Eikonal Equation 0.1

TL;DR

This paper reviews symmetry properties of eikonal equations, explores their solutions and reductions, and introduces new results including a general solution for any number of spatial variables, serving as both reference and manual.

Contribution

It provides a comprehensive review of symmetries and solutions of eikonal equations, including new results like the general solution for arbitrary spatial dimensions.

Findings

Analysis of symmetry-related solutions of eikonal equations

Derivation of a general solution for any number of space variables

Detailed procedure using hodograph and contact transformations

Abstract

We provide a review of some symmetry-related literature on the eikonal equations $u_\mu u_\mu =0$,$u_\mu u_\mu =1$, where lower indices at dependent variables designate derivatives, $\mu=0,1,2,..,n$ and summation is implied over the repeated indices.

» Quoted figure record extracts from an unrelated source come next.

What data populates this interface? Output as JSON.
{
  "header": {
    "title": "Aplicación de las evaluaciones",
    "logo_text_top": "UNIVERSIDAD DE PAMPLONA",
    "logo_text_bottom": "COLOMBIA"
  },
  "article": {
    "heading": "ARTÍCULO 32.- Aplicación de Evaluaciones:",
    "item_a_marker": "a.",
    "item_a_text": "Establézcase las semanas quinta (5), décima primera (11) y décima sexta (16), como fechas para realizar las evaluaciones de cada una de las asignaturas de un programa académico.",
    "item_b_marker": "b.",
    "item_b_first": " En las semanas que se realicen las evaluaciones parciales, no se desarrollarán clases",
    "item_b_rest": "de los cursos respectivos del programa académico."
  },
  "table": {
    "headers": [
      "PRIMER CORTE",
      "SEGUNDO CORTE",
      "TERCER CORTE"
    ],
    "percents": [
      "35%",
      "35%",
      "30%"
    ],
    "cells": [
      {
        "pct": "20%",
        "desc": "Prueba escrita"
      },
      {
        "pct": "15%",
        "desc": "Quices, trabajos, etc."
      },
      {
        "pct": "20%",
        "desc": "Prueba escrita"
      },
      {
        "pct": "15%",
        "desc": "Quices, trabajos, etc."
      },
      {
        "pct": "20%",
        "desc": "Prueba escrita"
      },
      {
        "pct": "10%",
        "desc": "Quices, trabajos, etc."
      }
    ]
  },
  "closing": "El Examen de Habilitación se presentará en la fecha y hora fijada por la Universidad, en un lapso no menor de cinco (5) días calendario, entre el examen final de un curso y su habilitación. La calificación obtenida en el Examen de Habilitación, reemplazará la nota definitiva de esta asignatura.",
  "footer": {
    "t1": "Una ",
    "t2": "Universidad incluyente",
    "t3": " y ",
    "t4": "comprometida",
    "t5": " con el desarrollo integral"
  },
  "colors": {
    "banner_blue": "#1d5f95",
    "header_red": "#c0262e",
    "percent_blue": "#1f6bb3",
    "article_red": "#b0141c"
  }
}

We will consider general solutions and symmetries of these equations, and relations of these equations with the reduction of higher-order PDE. Some new results that were needed for the comprehensive presentation are also adduced. In particular, we will also consider discrete symmetries of the eikonal equations equivalence classes of solutions and relations of the symmetry solutions and the general solutions. We describe in detail the procedure that allowed obtaining of the general solution using hodograph and contact transformations of the initial equations. Some new results by the author that were needed for comprehensive presentation are also adduced - in particular, a general solution of the eikonal equation for an arbitrary number of space variables. The paper is intended both as reference material and as a manual.